Sunday, 21 October 2012

Where's the rares? (plus mystery Falcon)

Autumn in Norfolk? Check!
North-easterly winds to blow in rare migrants? Check!
Rain and drizzle to ground them? Check!
Rare birds? Errrr...
So, with such great weather to blow in some really good birds, why have I spent the day walking round looking at empty bushes and birdless skies?
The weather looked great for blowing in some birds. North-easterly winds, with heavy overnight rain, easing off a little by dawn. Normally, there'd be loads of birds along the coast with heavy visible-migration and lots of grounded migrants, but the birds just weren't there. A look at the weather map shows lots of cloud extending across the north sea and into Holland and Denmark, so perhaps those bird are grounded elsewhere on the continent and never got to set off across the North Sea. There were a few Godscrest, one Chiffchaff and quite a few Redwing and Song Thursh, but that's about it.

One bird that did intrigue me was a large falcon that I had at Waxham. It put everything up in the surrounding fields and flew past me, heading out towards the sea. I thought it was a Peregrine at first, but then thought it looked a bit dark and narrow-winged so I grabbed the camera and rattled off a bunch of photos.
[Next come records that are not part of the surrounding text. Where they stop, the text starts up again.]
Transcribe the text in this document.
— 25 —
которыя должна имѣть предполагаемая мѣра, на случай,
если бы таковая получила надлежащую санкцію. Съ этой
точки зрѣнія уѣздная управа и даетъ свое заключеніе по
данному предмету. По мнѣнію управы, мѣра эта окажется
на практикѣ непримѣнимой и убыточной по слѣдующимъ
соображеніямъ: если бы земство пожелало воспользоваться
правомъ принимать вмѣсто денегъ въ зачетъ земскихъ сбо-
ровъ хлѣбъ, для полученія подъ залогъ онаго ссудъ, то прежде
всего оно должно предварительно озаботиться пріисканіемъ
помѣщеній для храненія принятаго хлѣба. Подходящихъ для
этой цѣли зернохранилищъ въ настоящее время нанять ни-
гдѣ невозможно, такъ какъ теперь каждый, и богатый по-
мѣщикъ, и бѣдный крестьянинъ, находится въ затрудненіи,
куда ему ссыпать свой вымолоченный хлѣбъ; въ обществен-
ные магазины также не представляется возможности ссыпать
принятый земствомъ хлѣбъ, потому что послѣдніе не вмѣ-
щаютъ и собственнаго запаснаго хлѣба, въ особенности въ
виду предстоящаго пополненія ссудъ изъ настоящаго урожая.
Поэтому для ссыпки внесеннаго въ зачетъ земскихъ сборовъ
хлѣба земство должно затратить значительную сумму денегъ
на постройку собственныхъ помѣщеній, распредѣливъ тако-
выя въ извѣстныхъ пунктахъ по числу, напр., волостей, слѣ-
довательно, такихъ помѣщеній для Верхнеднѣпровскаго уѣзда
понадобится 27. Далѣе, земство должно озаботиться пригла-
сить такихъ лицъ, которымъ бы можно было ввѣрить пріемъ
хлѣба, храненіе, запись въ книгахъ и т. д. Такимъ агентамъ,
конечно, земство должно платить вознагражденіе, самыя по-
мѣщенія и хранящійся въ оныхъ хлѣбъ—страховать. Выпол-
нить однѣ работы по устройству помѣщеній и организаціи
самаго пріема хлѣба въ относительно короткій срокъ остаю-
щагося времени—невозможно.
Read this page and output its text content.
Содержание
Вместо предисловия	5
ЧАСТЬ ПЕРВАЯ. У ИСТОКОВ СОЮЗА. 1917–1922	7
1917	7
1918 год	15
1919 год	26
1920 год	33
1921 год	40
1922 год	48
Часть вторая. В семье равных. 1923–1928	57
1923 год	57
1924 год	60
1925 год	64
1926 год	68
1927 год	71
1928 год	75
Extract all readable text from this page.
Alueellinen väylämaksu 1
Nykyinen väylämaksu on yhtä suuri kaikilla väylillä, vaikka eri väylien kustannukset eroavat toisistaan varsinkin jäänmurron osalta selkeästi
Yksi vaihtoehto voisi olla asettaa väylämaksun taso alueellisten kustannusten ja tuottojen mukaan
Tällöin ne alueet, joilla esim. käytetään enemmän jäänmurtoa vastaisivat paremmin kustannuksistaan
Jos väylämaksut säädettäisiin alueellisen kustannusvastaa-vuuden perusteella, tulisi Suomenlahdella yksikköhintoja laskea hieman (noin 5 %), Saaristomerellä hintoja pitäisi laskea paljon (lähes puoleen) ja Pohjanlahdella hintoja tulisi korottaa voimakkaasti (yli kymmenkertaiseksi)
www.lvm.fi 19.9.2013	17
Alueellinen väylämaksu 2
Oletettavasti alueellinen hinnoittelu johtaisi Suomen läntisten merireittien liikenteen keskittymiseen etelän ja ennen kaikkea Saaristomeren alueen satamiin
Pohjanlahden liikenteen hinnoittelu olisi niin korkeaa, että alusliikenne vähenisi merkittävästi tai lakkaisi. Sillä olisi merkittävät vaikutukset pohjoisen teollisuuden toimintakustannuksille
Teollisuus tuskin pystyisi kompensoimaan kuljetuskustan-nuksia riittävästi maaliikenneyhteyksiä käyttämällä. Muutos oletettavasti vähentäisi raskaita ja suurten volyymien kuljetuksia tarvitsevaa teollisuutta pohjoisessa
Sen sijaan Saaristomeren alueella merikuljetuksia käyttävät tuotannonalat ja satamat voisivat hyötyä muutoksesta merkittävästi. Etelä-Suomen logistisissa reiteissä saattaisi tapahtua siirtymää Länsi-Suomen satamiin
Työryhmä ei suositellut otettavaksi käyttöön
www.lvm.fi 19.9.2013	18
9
At the time, I did muse over the bird's appearance to Lanner, but I think it's 'just' a Peregrine. But it's very dark, especially on the underwing coverts and breast, giving it an appearance very similar to that of the North American form anatum. But then I think that an anatum should show a wider mustacial stripe and less white on the cheeks. Anyway, it's an interesting bird..

Post script: Dick Forsman has kindly commented as follows:
"I've never seen a "normal" Peregrine this dark myself, but certainly some brookei and some Peale's from N Pacific could look like this.  
With all the escaped falconer's birds flying around I wouldn't get too excited about it, and still, Peregrines are hugely variable anyway.
Whether an escape or not , it undeniably looks very exotic!"
















3 comments:

MJP said...

Hi Graham,

My colleague showed me your post about this Peregrine. If you look at e.g. http://waarneming.nl/soort/photos/325?from=1980-01-01&to=2012-11-10&sex=&id_kleed=0&os=1&id_akt=0&licentie=0&only_rated=0&only_approved=0&type_foto=0&page=4 You may see similar birds - seen also in autumn. I suspect that some Peregrines may make it from N America, it is only that no one has proved it yet. I do sat tracking of raptors in Hungary, and we see things we have not thought before: e.g. it was only two days ago that one of our sat tracked Imperial Eagles crossed the Med Sea between Greece and Libya (510 km) in 10 hours. Would you have ever thought of that of a large, soaring bird of prey?

Congratulation to your blog. :)

All the best

Matyas Prommer

Russell said...

This post is very interesting to me even in Japan as I had a similiar experience here yesterday. I photographed a large, dark peregrine that I'm thinking is a "Peale's Falcon". I posted about it earlier today on Birdforum and will write about it on my blog later. Japanese peregrines are much, much paler and I think my bird yesterday was also more robust. A windy autumn week and a rainy day today. -I also thought of a Falconer's escapee? It's interesting timing with your post Anyhow! Cheers

MJP said...

Hi Russell
If you look up the Japanese bird ringing atlas (available on the internet), you will see that there is Peregrine recovery Japan - U.S. (maybe New Mexico). Unfortunately, I cannot read from where to where it flew.
At some point I was writing an article about a Merlin travelling a ship on the Atlantic and when I searched for literature, I was surprised to see that there are many data on falcons (mainly Peregrines) travelling large distance on ships across the oceans.
So, I think the name is telling and "nothing is impossible" for the Peregrines.
Of course, escapees never can be excluded (if you can't see the legs) as Peale's are much beloved falcons by falconers.